Un anno ormai alle spalle, che ci rimanda a una sfilza lunghissima di logaritmi guadagnati sul campo, valori asettici che in modo neutrale hanno espresso graduatorie di fine corsa con qualche riflessione al seguito. La Emirates dà notizia di un Carletto Alcaraz elevato a capoclasse ma soprattutto racconta di una top ten infarcita di giocatori al di sotto dei 25 anni, la stessa percentuale colta ampliando la visuale ai primi cinquanta del mondo. Dati inconfutabili che tradiscono un cambio generazionale in atto, forse maturo a compiersi del tutto. C’è di più! La scala dei migliori, già in Oceania potrebbe andare in frantumi giacché Alcaraz, Nadal, Ruud e Tsitsipas sono compresi in un range di 1.300 punti, non pochissimi ma neanche impossibili da colmare. Stesso discorso che avvolge Djokovic, Aliassime, Medvedev e Rublev, divisi da una manciata di numeretti che poco o nulla contano ai fini dei confronti. A Fritz e Hurkacz l’onere di chiudere la gabbia dei primi dieci con differenze anche qui irrilevanti.

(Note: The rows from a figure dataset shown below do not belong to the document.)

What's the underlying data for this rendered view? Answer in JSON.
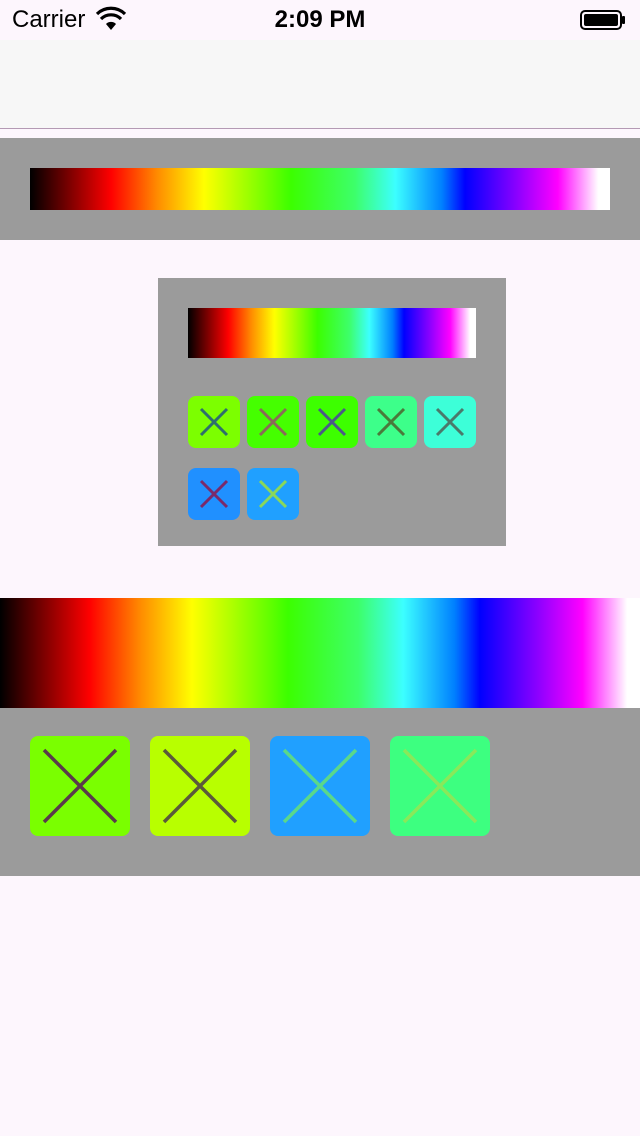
{
  "status_bar": {
    "carrier": "Carrier",
    "time": "2:09 PM"
  },
  "icons": {
    "signal": "wifi-icon",
    "battery": "battery-icon",
    "swatch": "close-icon"
  },
  "colors": {
    "panel": "#9b9b9b",
    "background": "#fdf6fd"
  },
  "middle_panel": {
    "swatches": [
      {
        "fill": "#7cff00",
        "cross": "#2e6e6e"
      },
      {
        "fill": "#45ff00",
        "cross": "#8a6a5a"
      },
      {
        "fill": "#3dff00",
        "cross": "#4a5a8a"
      },
      {
        "fill": "#3dff8a",
        "cross": "#4a7a3a"
      },
      {
        "fill": "#3dffd8",
        "cross": "#4a7a6a"
      },
      {
        "fill": "#2090ff",
        "cross": "#7a2a6a"
      },
      {
        "fill": "#20a0ff",
        "cross": "#8ad85a"
      }
    ]
  },
  "bottom_panel": {
    "swatches": [
      {
        "fill": "#7aff00",
        "cross": "#5a3a4a"
      },
      {
        "fill": "#b8ff00",
        "cross": "#5a5a3a"
      },
      {
        "fill": "#20a0ff",
        "cross": "#5ad88a"
      },
      {
        "fill": "#3dff80",
        "cross": "#8ae85a"
      }
    ]
  }
}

25 nazioni diverse fra i top 50
Le riflessione più interessanti, tuttavia, arrivano dalla rappresentanza. Per dire che i giocatori della prima decade sono frutto di otto paesi differenti così come nei primi cinquanta ne figurano 25 di diversa nazionalità. Tutto a riprova che il tennis è sempre più uno sport globale e che i protagonisti non sono necessariamente frutto di un movimento nazionale ma godono bensì di allenamenti sofisticati conosciuti in tutto il pianeta, fenomeno che ha fatto lievitare il livello medio e acuito quello dl vertice. Paesi come la Grecia di Tsitsipas, la Norvegia di Ruud, la Finlandia di Ruusuvuori o la Danimarca di Rune non hanno alle spalle maree immense di tennisti da cui selezionare futuri campioni, ma godono di modelli formativi ormai alla portata, condotti il più delle volte con buona professionalità. Ogni giocatore può trovare la soluzione alla sua crescita affidandosi a qualche coach che sappia il fatto suo e a un management che ne curi gli interessi.
Chiudo dicendo che a riprova del movimento transitorio in atto, il potenziale di vertice è attualmente spalmato su più soggetti tant’è che i circa 10.000 punti di cui Djokovic godeva negli anni precovid equivalgono oggi ai 6.820 di Alcaraz di questo epilogo 2022. Aggiungo che gli otto Master 1000 disputati hanno avuto ben 7 vincitori
in arrivo gli short game
Stando così le cose possiamo aspettarci di tutto già dal primo semestre e anche la classifica Race acquisterà più importanza in quanto rimettendo tutti ai blocchi di partenza, potrebbe raccontare un’altra storia di valori interessanti per non dire sorprendenti.
Con l’anno che verrà, dunque, le uniche certezze riguardano un calendario fissato in 66 tornei divisi tra 38 sul cemento, 20 sulla terra, 8 sull’erba. Per il resto, pare che il campo avrà ancora forma rettangolare, limitato da quelle maledette righe che tanti dispiaceri hanno dato ai tennisti d’ogni tempo. Nel tennis che sarà, inoltre, ritroveremo certamente lo short game che, insieme ad altre diavolerie, continueranno ad essere additate dai puristi come esperimenti degni del Dottor Mabuse. Insomma la nebbia sul 2023 si dirada soltanto di fronte all’evidenza che il tennis, mai come in questo momento, sia sport in forte evoluzione e che l’età incalzante potrebbe mettere i veterani del circuito di fronte a un risolutivo giro di boa.